This is a list of digital humanities tools dealing with textual analysis, most of which were initially compiled by Brett Hirsch, Heather Froehlich, and other participants of the Folger Institute's Early Modern Digital Agendas (2013) institute for advanced topics in digital humanities. For more resources, please see the Bibliography of textual analysis readings and the Glossary of digital humanities terms. Additional links and resources are welcome.

For additional text analysis tools, see the Bamboo DiRT list.

AntConc (Desktop, cross-platform: Mac/Win/Unix)

  • AntConc is a concordance software for digital text analysis with built-in statistical analysis metrics. It helps identify keywords, collates, and clusters, with lots of resources available on the software page.

DocuScope (Desktop; Java, cross-platform)

  • DocuScope is a text analysis environment with a suite of interactive visualization tools for corpus-based rhetorical analysis.

Gephi (Desktop, cross-platform)

  • Gephi is an open-source network analysis software for data visualization & manipulation.

Intelligent Archive (Desktop; Java, cross-platform)

  • Intelligent Archive is an interface to an archive of texts, and incorporates a range of counting functionalities to support statistical analysis and computational stylistics.

Juxta (Desktop; Mac/Win/Unix)

  • Juxta is an open-source cross-platform tool for comparing and collating multiple witnesses to a single textual work. The software allows users to set any of the witnesses as the base text, to add or remove witness texts, to switch the base text at will, and to annotate Juxta-revealed comparisons and save the results.

MALLET (Desktop; Java, cross-platform)

  • MALLET is a Java-based package for statistical natural language processing, document classification, clustering, topic modeling, information extraction, and other machine learning applications to text.
  • Graphical User Interface version of MALLET (Desktop; Java, cross-platform
    • This is a graphical user interface (GUI) for MALLET's Latent Dirichlet Allocation implementation.

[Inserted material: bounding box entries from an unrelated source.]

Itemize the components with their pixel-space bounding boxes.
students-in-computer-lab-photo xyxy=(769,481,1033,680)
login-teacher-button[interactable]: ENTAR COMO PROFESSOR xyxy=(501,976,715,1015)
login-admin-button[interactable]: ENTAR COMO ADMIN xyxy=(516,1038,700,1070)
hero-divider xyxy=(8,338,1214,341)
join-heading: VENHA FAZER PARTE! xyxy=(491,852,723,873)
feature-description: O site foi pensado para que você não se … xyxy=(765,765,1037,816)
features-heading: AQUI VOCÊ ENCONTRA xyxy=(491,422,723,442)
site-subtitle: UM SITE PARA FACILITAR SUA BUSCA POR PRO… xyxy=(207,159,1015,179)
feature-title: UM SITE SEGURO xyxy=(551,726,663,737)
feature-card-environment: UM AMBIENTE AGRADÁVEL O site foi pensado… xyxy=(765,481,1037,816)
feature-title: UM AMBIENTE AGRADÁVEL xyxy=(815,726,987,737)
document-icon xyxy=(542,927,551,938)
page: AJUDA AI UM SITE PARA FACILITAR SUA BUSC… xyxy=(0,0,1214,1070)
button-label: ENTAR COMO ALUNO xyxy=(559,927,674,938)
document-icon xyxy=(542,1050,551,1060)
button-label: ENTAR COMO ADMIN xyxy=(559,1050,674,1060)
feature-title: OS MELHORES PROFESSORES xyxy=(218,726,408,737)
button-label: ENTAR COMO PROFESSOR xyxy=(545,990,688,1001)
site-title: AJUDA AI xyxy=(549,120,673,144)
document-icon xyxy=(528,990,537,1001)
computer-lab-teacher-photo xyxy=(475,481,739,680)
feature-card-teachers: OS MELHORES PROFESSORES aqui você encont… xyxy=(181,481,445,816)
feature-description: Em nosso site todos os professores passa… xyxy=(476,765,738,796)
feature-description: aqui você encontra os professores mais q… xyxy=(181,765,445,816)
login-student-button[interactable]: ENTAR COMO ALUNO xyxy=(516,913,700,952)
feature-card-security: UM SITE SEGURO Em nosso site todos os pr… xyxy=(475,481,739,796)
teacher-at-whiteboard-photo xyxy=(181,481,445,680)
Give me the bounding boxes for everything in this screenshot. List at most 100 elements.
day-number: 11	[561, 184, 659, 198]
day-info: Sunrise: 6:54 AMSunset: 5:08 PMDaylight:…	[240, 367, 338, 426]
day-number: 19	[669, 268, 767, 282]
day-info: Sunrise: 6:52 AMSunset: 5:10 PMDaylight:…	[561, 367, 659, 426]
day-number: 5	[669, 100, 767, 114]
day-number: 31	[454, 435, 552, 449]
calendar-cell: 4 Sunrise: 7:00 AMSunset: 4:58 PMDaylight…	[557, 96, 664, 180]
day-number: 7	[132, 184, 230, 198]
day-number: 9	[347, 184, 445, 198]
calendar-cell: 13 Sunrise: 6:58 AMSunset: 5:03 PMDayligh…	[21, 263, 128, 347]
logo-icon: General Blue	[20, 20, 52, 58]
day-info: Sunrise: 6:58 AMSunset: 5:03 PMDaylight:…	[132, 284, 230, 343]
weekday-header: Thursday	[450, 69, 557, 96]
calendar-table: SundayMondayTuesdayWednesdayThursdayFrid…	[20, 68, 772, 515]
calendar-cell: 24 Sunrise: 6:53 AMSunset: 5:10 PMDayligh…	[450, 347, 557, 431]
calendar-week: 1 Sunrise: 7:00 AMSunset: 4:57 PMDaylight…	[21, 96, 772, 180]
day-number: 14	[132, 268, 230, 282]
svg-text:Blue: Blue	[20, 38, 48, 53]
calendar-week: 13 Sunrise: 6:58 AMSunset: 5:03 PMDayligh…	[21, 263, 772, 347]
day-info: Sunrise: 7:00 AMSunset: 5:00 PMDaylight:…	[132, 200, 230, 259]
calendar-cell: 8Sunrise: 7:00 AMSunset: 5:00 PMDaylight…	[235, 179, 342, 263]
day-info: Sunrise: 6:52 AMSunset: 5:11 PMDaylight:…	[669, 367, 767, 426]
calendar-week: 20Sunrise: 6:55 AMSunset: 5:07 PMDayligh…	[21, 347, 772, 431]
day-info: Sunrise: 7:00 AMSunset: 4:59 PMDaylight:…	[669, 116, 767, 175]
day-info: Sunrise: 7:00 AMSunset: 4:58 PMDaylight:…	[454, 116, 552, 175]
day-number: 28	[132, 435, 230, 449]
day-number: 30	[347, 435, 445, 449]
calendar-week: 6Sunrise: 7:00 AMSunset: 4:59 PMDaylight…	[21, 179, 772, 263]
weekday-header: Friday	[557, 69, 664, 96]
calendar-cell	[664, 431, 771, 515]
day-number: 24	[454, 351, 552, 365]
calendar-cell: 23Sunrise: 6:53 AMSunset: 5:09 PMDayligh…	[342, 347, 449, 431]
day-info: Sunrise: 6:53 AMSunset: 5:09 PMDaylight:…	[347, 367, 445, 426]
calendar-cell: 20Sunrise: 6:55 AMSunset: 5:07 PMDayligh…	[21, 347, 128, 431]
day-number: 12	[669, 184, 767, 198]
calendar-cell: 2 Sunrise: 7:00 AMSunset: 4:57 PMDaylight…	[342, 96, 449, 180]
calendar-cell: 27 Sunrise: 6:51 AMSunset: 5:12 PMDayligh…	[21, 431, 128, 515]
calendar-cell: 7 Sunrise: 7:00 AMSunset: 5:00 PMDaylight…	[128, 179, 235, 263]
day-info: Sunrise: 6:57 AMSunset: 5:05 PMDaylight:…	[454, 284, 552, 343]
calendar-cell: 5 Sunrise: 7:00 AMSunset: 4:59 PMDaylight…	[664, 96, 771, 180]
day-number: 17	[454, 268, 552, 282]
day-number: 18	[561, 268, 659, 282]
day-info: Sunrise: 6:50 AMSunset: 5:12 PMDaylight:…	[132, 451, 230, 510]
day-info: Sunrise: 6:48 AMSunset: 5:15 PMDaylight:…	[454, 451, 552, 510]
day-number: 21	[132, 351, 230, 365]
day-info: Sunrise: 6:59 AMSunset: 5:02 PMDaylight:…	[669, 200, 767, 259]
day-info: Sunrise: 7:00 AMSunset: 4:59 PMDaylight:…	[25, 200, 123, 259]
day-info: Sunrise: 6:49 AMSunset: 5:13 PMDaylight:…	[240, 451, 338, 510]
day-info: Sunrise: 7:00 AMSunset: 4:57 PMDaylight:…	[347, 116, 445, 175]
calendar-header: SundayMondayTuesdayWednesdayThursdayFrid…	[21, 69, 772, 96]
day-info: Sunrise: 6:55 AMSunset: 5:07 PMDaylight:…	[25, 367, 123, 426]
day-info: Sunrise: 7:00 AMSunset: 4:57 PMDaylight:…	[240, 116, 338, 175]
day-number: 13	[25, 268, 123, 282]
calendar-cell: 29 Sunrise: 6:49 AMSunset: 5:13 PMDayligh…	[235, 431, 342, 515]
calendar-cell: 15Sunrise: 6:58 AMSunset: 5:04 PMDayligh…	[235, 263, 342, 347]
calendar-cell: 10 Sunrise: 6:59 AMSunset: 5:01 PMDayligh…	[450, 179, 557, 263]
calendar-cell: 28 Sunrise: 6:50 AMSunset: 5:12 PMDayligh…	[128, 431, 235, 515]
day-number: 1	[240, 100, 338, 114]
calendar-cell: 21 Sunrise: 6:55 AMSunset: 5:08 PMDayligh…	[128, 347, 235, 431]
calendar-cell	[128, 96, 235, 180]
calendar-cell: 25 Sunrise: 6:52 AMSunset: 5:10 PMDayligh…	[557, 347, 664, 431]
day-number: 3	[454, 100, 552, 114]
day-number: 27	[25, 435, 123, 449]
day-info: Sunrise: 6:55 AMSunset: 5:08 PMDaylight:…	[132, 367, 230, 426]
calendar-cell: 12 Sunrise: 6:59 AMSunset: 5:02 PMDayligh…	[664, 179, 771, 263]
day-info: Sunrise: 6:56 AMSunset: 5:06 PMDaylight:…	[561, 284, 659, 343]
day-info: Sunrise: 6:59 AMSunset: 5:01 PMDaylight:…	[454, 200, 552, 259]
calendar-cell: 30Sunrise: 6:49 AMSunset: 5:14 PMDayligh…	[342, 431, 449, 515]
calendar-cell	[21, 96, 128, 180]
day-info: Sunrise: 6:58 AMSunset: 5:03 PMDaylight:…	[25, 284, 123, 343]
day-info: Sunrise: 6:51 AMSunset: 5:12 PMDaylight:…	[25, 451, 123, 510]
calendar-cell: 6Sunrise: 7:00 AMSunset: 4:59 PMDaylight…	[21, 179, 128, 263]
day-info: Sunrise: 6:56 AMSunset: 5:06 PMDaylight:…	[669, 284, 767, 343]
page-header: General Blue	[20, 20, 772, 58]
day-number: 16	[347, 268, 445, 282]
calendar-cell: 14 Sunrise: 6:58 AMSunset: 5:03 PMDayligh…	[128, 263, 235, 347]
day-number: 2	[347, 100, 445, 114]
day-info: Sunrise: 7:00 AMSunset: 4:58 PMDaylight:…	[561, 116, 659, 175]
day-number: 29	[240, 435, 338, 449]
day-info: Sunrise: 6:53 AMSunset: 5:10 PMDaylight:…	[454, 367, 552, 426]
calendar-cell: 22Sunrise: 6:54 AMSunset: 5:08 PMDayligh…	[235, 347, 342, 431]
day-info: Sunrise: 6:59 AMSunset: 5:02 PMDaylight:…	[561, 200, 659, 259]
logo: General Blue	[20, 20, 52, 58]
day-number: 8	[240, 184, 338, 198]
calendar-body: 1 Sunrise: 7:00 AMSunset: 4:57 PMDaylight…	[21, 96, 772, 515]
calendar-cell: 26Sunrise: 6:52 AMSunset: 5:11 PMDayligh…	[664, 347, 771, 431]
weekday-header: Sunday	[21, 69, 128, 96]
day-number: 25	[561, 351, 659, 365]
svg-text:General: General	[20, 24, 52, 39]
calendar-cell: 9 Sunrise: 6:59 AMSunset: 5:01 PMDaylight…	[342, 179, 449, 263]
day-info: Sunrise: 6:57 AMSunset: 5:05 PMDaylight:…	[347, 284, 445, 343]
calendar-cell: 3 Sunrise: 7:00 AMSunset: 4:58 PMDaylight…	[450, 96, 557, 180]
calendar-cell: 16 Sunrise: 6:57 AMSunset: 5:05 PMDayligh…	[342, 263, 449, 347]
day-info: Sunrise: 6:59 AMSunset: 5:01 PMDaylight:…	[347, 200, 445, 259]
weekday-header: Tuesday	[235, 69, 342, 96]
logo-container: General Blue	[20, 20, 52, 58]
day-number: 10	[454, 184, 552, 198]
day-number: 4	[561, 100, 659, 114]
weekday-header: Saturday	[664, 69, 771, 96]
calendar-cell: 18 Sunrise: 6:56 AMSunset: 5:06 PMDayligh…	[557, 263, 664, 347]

MorphAdorner (Desktop; Java, cross-platform)

  • MorphAdorner is an XML lemmatizer, text segmenter and natural language processing parser for Early Modern text (especially EEBO-TCP texts).

Python (Desktop; Mac/Win/Unix)

  • Python is a free programming language that uses a clean, flexible, and legible syntax. Python packages like the Natural Language Toolkit, BeautifulSoup, and Whoosh are particularly great resources for digital text analysis.

R (Desktop; Mac/Win/Unix)

  • R is a free software environment for statistical computing and graphics.

WordHoard (Desktop; Java, cross-platform)

  • WordHoard is an application for the close reading and scholarly analysis of deeply tagged texts.

Wordsmith (Desktop, Mac/Win/Unix)

  • Wordsmith is a concordance software for digital text analysis with built-in statistical analysis metrics including keywords and collocation, with lots of resources available on the software page.

Versioning Machine (Web)

  • Versioning Machine is a framework and an interface for displaying multiple versions of text encoded according to the Text Encoding Initiative (TEI) Guidelines.

Voyant Tools (Web)

  • Voyant Tools is a web-based reading and analysis environment for digital texts.